In bringing my blog up to date with all of our travels and some of the more relevant excerpts from my art journal pages, I got so caught up in the happy, positive stuff that I completely forgot to write an update on our ongoing tussle with USCIS over our oldest son’s Green Card.
I won’t bore my readers by rehashing the whole abysmal saga again but suffice to say we were already reaching the limits of mental exhaustion with USCIS’s attitude towards the missing Green Card when, lo and behold, a letter arrived into our mailbox informing us that our son was legally obliged to attend an appointment at the nearest office in order to have his biometrics taken.
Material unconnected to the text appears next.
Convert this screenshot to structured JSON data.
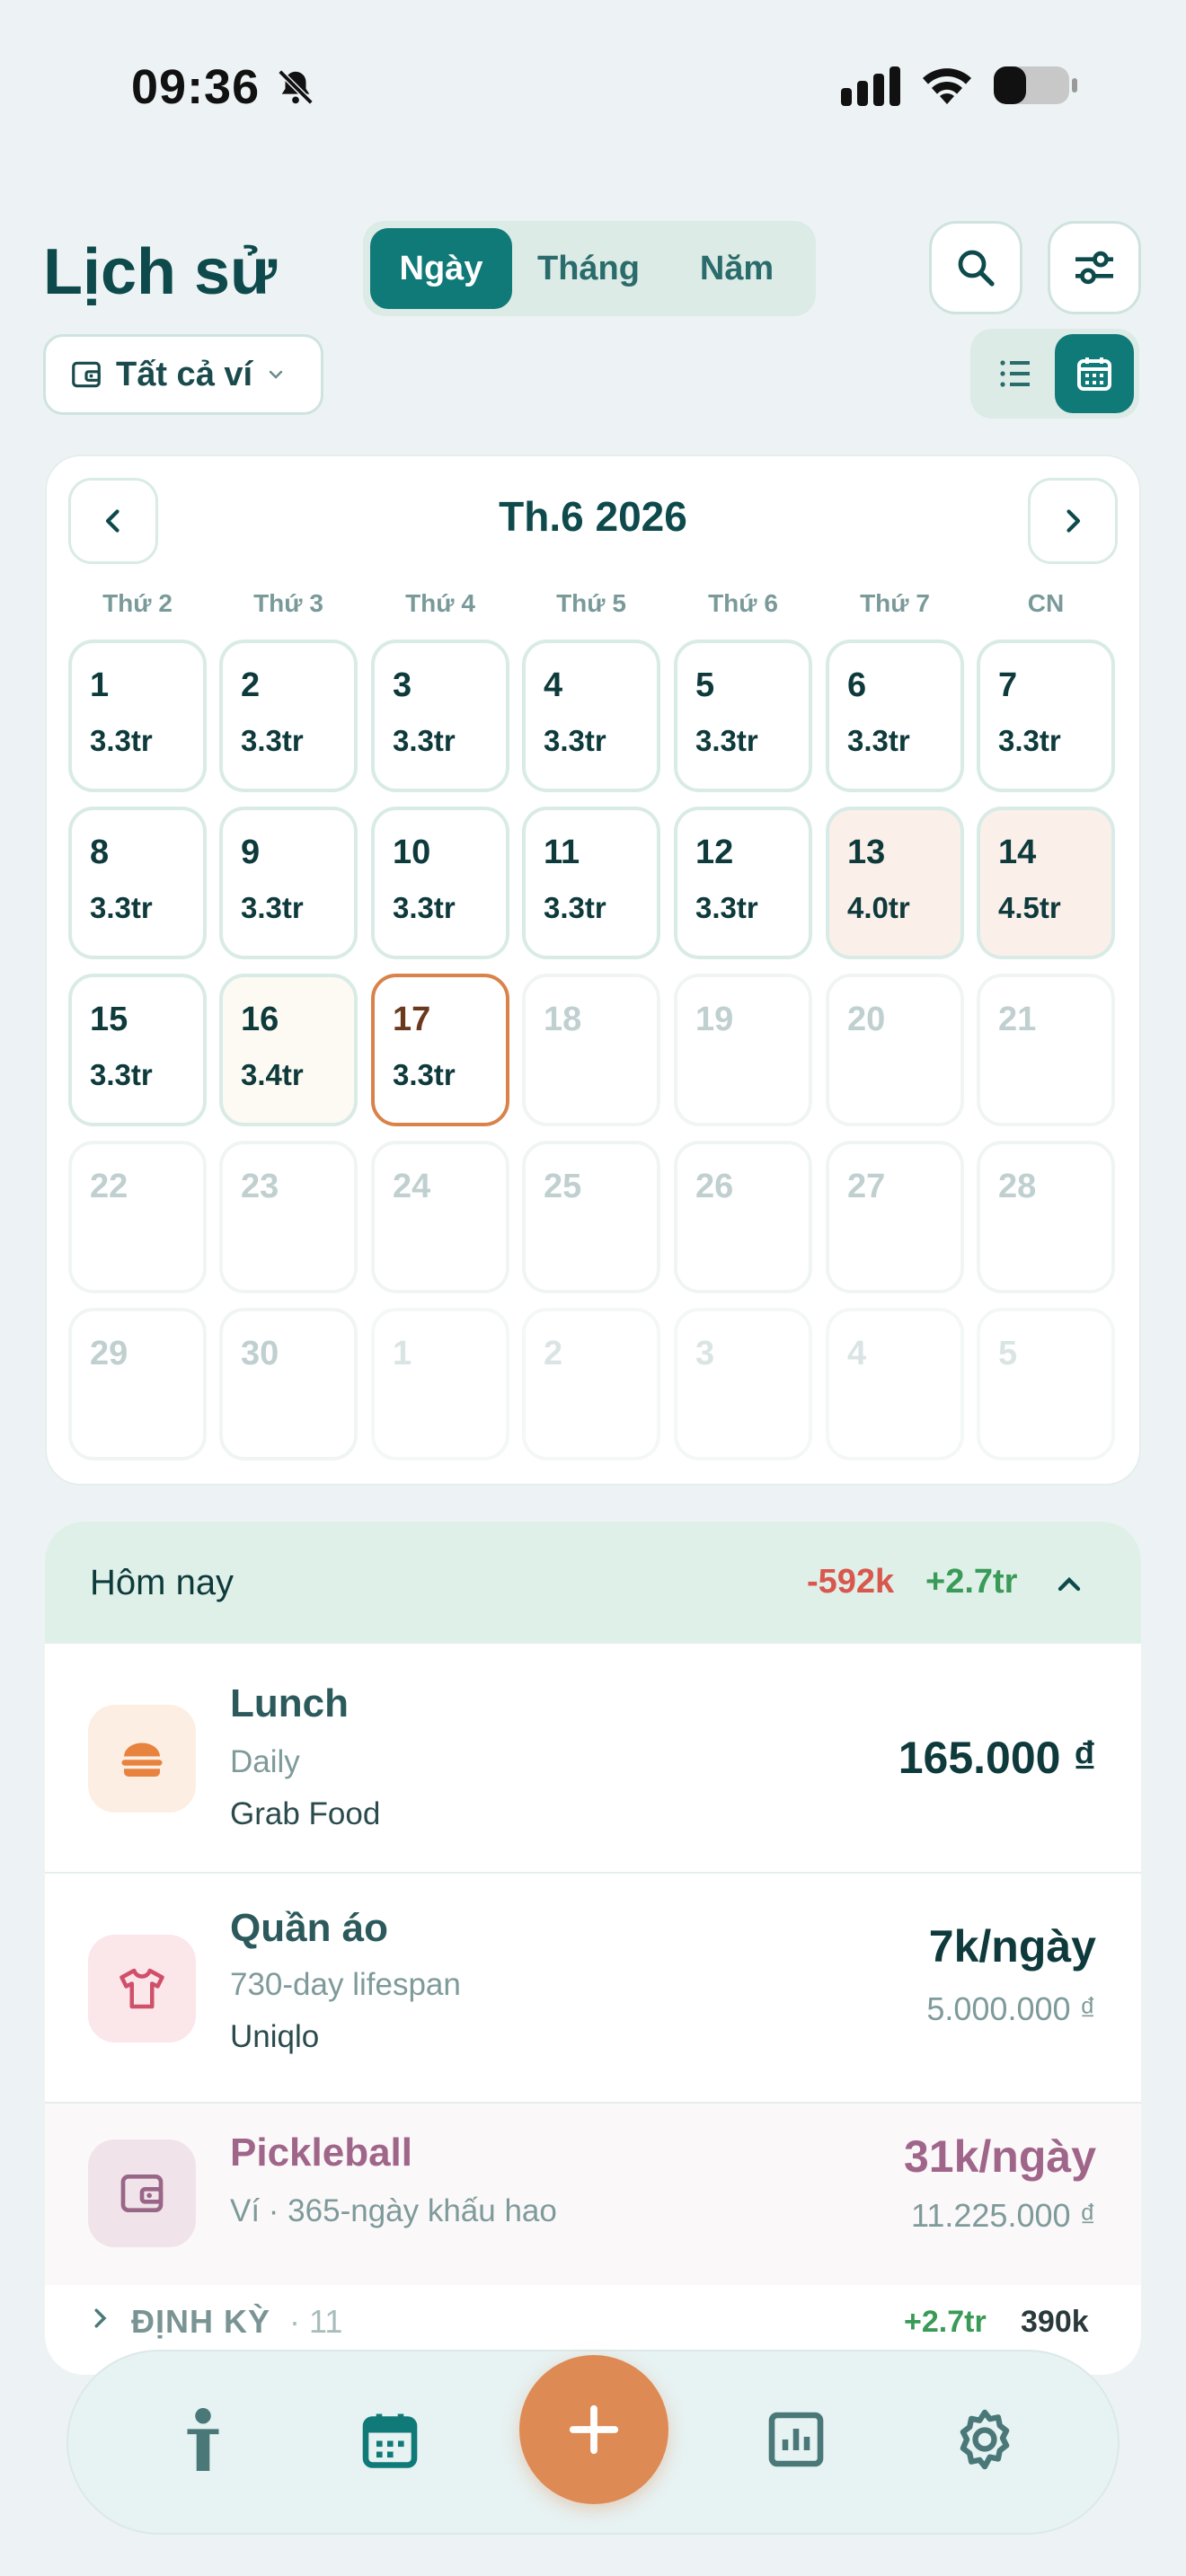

Tolerance threshold breached.
I had to undergo the whole biometrics thing in order to enter the US as a permanent resident but our four children did not because they were and still are under the age of 14. But suddenly, because USCIS sent out the Green Cards to the wrong postal address and because one of those envelopes was subsequently lost, they felt it was important to put our oldest son through the biometrics process. The date in the later was a fortnight hence and on a weekday afternoon which meant missing an afternoon of school and my husband having to take an afternoon off work in order to take our son to the appointment – as I had to be home for the other three children.
The appointment was last Friday at 2pm. Husband and son set off in the car with all the paperwork and documentation required. At 1.45pm, my husband texted me to say that the whole operation was complete and they were heading home. When they arrived at the office, they found a massive but empty room filled with chairs for a couple of hundred people but occupied by just a hand full. There were more people manning the desks than there were people to process. Consequently, they were taken early for the appointment. My husband was required to fill out documents that fundamentally replicated all of the paperwork USCIS already had in their possession and that my husband had taken with him to the appointment. Form-filling for the merry heck of it, in other words. The biometrics bit of the appointment was so swift it was a blink and miss affair.
My husband enquired about the procedure for applying for a refund – given that we have now paid TWICE for our child to be issued with a Green Card and that the loss of the original card was due to a fault on USCIS’s part. He was informed that there was no procedure for that and that this was the sole procedure for obtaining a replacement for a lost card. No negotiations, no deviations, no exceptions. We are not talking about small change here either. We are left feeling as if we have been hustled.
I am now so pessimistic and cynical about the bureaucracy of USCIS that I am steeling myself for the next glitch in the process. Perhaps they will send the Green Card out to a different random address this time and we can pay yet more money and attend yet more appointments, forever stuck in an endless loop of ineffectiveness. But perhaps the Green Card will finally reach us and we can begin the process of applying for American passports for our four sons, thus effectively and officially putting their immigrant status behind them.
And that will probably be a whole other bureaucratic mess for us to look forward to.